Si aplicamos la prevalencia de discapacidad observada en la encuesta de 1999 al conjunto de la población española en dicho año, en España existen 2 millones de mujeres y 1,5 millones de hombres con alguna de las discapacidades preguntadas en la encuesta. Si esta prevalencia se mantuviera estable en los años sucesivos, en 2025 habría 2,7 millones de mujeres y 1,7 millones de hombres con discapacidad, es decir, un millón más de personas con discapacidad. Puede que estas cifras no parezcan muy espectaculares, pero teniendo en cuenta que durante ese período las previsiones de Eurostat sólo prevén un crecimiento de medio millón de personas, supone que la población con discapacidad crece en cifras absolutas más del doble que la población total. Aunque unas previsiones basadas en el supuesto de prevalencia constante son poco creíbles, ya que no tienen en cuenta las previsibles mejoras en las condiciones de salud34,35 y, por tanto, la reducción de la prevalencia de la discapacidad. Es evidente que en este escenario futuro la consecuencia en la demanda de servicios sanitarios no es difícil de imaginar: una demanda muy creciente de atención personal que desbordará la capacidad de las familias para soportar este crecimiento. Para su satisfacción se precisará la concurrencia de los servicios sanitarios y sociales, lo cual implicará que España deberá lidiar con las restricciones actuales del marco legislativo y presupuestario.

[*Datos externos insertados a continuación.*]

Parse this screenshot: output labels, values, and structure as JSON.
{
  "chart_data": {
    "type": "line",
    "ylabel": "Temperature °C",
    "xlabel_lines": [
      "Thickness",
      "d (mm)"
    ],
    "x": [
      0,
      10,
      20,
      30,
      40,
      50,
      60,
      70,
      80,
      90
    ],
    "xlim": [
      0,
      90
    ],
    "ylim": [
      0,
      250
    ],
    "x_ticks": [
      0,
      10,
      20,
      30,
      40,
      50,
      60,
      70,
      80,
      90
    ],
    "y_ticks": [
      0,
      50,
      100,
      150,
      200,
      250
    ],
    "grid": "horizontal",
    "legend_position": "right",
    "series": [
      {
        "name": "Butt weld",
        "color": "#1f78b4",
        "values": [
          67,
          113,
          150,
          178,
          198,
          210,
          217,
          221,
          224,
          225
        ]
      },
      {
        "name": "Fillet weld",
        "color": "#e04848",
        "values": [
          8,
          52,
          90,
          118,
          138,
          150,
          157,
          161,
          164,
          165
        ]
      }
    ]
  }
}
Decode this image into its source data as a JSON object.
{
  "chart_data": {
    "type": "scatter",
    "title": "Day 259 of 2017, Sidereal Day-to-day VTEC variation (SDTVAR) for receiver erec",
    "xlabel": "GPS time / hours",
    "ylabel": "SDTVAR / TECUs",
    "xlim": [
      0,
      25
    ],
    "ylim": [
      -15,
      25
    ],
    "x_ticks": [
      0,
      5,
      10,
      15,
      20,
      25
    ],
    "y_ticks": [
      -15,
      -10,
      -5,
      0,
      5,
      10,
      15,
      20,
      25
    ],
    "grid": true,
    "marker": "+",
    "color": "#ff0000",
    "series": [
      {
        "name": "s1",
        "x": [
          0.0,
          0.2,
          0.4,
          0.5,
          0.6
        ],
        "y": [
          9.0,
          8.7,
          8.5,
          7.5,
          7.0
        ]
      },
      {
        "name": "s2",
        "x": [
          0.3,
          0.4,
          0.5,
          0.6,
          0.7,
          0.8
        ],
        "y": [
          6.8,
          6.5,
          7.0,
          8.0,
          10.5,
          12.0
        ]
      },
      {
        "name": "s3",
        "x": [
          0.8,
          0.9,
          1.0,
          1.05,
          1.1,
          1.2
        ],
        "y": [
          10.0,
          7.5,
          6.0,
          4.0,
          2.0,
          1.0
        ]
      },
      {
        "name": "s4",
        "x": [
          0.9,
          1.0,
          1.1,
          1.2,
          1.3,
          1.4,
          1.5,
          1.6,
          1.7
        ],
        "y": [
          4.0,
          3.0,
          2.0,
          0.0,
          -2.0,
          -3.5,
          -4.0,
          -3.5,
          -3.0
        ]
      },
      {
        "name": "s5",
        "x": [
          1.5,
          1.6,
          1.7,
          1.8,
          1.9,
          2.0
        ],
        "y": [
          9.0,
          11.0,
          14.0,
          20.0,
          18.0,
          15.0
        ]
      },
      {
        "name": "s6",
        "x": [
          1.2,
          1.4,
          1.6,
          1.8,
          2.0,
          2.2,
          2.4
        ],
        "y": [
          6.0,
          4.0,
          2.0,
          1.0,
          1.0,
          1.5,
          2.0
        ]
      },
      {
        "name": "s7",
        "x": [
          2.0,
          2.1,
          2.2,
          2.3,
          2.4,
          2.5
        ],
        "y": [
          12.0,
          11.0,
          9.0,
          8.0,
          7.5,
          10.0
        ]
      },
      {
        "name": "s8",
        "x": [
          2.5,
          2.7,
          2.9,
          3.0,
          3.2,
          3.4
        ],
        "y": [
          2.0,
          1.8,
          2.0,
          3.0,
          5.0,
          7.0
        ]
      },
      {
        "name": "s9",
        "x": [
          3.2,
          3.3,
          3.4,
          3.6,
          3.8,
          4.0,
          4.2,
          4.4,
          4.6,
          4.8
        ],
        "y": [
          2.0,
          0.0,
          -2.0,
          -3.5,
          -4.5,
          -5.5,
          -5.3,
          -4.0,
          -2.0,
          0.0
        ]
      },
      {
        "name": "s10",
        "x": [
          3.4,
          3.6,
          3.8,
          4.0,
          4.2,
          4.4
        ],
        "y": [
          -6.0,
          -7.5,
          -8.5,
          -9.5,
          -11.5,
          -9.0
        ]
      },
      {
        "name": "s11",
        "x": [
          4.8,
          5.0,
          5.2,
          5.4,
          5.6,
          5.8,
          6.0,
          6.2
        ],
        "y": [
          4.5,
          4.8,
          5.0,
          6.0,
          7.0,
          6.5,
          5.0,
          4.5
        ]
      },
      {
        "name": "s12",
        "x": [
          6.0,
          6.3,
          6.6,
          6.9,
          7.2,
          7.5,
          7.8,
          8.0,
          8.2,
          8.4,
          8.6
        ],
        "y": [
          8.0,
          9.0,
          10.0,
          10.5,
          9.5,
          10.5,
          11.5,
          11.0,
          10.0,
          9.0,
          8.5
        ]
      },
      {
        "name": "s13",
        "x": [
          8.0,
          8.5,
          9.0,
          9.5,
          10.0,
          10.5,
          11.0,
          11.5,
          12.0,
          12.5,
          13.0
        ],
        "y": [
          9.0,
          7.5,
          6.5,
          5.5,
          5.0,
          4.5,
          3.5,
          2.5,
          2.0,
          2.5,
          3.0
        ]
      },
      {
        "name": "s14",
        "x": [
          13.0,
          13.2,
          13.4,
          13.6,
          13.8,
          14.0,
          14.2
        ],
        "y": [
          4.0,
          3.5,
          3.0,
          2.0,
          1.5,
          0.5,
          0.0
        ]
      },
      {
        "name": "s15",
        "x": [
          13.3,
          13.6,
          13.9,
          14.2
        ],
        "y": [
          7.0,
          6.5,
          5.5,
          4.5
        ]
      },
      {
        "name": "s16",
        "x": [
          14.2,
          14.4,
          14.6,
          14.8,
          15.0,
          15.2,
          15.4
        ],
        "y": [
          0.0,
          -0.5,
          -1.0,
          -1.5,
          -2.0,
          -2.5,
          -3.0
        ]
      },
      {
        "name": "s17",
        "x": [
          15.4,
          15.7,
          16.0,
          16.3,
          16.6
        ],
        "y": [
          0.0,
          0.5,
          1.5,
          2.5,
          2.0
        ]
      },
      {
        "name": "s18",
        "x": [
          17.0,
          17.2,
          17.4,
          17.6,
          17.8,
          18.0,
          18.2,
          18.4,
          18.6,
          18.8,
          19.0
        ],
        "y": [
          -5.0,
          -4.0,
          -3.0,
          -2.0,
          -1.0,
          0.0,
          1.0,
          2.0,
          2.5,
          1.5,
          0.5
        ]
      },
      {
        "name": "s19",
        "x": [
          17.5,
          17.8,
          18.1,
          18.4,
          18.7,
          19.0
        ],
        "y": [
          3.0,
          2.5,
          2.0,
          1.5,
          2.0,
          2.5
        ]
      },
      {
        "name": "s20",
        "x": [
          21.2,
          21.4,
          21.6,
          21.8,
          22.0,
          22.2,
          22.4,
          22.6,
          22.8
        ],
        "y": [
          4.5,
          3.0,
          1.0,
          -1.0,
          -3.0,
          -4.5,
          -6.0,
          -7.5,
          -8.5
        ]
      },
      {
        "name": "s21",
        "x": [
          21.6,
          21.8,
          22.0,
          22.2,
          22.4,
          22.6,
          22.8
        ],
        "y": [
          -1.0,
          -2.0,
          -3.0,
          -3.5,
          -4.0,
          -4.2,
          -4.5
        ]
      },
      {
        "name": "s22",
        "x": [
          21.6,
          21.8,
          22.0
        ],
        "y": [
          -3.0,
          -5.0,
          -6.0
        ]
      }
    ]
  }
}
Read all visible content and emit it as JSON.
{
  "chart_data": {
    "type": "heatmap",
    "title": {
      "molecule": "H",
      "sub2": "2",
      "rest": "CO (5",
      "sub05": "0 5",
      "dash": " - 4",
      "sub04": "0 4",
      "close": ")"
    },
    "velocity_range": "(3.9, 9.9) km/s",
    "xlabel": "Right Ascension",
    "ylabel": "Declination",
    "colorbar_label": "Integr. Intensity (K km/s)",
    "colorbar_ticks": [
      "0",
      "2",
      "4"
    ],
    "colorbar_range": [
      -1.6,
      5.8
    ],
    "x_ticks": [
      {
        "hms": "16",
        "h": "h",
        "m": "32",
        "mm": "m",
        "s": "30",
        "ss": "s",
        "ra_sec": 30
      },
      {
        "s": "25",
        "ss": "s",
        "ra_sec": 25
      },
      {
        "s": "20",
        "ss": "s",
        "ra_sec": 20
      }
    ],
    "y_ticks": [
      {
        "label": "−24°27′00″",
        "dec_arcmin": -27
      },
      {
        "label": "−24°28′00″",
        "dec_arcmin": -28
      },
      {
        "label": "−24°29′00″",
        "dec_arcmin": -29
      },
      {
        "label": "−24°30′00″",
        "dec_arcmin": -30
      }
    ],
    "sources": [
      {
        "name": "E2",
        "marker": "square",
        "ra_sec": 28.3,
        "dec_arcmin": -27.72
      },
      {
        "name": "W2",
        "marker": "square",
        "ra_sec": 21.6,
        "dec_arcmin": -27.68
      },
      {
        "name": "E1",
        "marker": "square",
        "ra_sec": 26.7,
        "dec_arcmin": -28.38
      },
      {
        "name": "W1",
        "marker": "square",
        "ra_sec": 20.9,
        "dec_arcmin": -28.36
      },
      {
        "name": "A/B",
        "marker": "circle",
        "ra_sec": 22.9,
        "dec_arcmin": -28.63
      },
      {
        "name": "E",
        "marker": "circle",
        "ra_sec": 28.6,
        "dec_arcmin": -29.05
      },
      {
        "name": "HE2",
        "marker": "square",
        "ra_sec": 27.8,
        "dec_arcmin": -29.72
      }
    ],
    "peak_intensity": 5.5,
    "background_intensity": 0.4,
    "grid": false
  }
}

Las nuevas estructuras familiares36, con núcleos cada vez más pequeños, redes de parentesco más reducidas y la integración de la mujer en el mercado laboral implican una importante disminución de las capacidades de éstas para suplir, como hasta ahora, determinadas funciones de asistencia: la crianza, el cuidado de enfermos y discapacitados o la solidaridad ante situaciones de crisis. Cada vez más, la familia necesita mayores apoyos, más colaboraciones externas y más alternativas de provisión de servicios. Los servicios de salud, como parte de unos servicios sociales integrales, tendrán que desempeñar un importante papel en esta nueva situación, pues la familia nuclear ya no es tan mayoritaria. Por tanto, hay que plantear la atención sobre la base de las necesidades de los individuos, de acuerdo también con sus características en la forma de convivencia. Es decir: mujeres mayores que viven solas --lo cual no pasa con los hombres mayores que viven en pareja o en familia--; hombres adultos solos que han sido excluidos del mercado de trabajo y que tienen una probabilidad más elevada de divorciarse y una probabilidad bastante baja de volver a casarse; mujeres sin pareja estable, que desean un hijo meticulosamente planificado en demanda de atención y cuidados obstétricos (reproducción asistida) y pediátricos con un nuevo perfil; personas, con o sin familia, con pocos recursos económicos y con una probabilidad elevada de padecer problemas de discapacidad; personas que acaban de llegar, quizá durante el primer contacto que establecen con la Administración, con necesidades diferentes de la población asentada aquí desde hace tiempo, a las que habría que garantizar una comunicación plena con los profesionales sociosanitarios que deben atender sus demandas.